Devant la cheminée, où flambait un grand feu, Florimond et Cantor, serrés l'un contre l'autre, se trouvaient acculés par trois énormes chiens-loups, noirs comme des diables d'enfer et qui aboyaient férocement en tirant sur leurs laisses de cuir. Les extrémités de ces laisses étaient réunies dans la main du marquis du Plessis. Celui-ci, tout en retenant les bêtes, paraissait s'amuser beaucoup de la frayeur des enfants. Sur le dallage, Angélique reconnut, baignant dans une mare de sang, le cadavre de Parthos, l'un des dogues familiers des petits garçons, qui avait dû être étranglé en essayant de les défendre. Cantor criait, son visage rond inondé de larmes. Mais la figure blême de Florimond avait une extraordinaire expression de courage. Il avait tiré sa petite épée et, la pointant vers les bêtes, essayait de protéger son frère.

Angélique n'eut pas le temps de pousser une exclamation. Plus rapide que sa pensée, un réflexe lui fit saisir un lourd tabouret de bois et elle le lança dans la gueule des chiens, qui hurlèrent et reculèrent en gémissant de douleur.

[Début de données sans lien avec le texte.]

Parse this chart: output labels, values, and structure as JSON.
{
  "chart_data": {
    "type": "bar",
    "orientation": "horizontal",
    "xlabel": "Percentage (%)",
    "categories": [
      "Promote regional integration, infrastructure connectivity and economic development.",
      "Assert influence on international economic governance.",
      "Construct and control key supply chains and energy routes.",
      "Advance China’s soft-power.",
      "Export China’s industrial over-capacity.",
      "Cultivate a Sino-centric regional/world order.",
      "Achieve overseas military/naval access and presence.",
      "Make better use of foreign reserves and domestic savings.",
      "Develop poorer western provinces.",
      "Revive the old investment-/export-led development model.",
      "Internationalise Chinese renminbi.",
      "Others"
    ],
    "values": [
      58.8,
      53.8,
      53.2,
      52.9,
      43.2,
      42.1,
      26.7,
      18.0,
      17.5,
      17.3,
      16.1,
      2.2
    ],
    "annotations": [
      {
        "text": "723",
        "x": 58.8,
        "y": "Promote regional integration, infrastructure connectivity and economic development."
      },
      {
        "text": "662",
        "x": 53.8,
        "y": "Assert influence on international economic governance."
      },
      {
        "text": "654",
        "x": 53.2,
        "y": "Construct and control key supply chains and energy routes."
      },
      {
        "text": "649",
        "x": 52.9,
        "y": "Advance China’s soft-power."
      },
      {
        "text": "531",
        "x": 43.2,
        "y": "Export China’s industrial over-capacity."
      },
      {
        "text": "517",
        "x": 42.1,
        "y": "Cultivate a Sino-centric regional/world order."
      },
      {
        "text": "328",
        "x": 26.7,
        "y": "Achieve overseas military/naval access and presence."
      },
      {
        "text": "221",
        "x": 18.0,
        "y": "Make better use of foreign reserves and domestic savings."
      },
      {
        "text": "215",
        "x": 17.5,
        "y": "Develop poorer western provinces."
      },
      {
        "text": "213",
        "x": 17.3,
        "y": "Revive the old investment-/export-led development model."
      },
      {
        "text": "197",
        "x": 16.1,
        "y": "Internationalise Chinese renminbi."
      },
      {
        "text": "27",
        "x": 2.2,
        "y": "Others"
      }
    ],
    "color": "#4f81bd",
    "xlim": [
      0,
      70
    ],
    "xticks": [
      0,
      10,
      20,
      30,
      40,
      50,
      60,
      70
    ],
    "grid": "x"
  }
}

Déjà, elle avait saisi Florimond et Cantor dans ses bras. Ils se cramponnèrent à elle. Cantor se tut aussitôt.

– Philippe, dit-elle haletante, il ne faut pas effrayer ainsi ces enfants... Ils auraient pu tomber dans le feu... Voyez. Cantor a déjà la main brûlée...

Le jeune homme tourna vers elle ses prunelles dures et limpides comme le gel.

– Vos fils sont couards comme des femelles, fit-il d'une voix pâteuse.

Son teint était plus sombre que d'habitude, et il vacillait légèrement.

« Il a bu », se dit-elle.

À ce moment, parut Barbe. Essoufflée, elle posait une main sur sa poitrine, pour contenir les battements de son cœur. Ses yeux, avec une expression d'effroi, allèrent de Philippe à Angélique, puis s'arrêtèrent sur le chien mort.

– Que Madame m'excuse, fit-elle. J'étais allée chercher le lait à l'office, pour la collation des petits. Je les avais laissés à la garde de Flipot. Je ne me doutais pas...

– Il n'y a rien de grave, Barbe, dit Angélique, très calme. Ces enfants ne sont pas habitués à voir des bêtes de chasse aussi féroces. Il faudra bien qu'ils s'y accoutument s'ils veulent plus tard chasser le cerf et le sanglier, comme de vrais gentilshommes.

Les futurs gentilshommes jetèrent un regard peu enthousiasmé sur les trois bêtes. Mais, comme ils étaient dans les bras d'Angélique, ils ne craignaient plus rien.

– Vous êtes des petits sots, leur dit-elle, sur un ton de douce gronderie.

Planté sur ses deux jambes écartées, Philippe, dans son costume de voyage de velours mordoré, contemplait le groupe de la mère et des enfants. Brusquement, il fit claquer son fouet sur les chiens, les tira en arrière et sortit de la pièce. Barbe s'empressa de fermer la porte.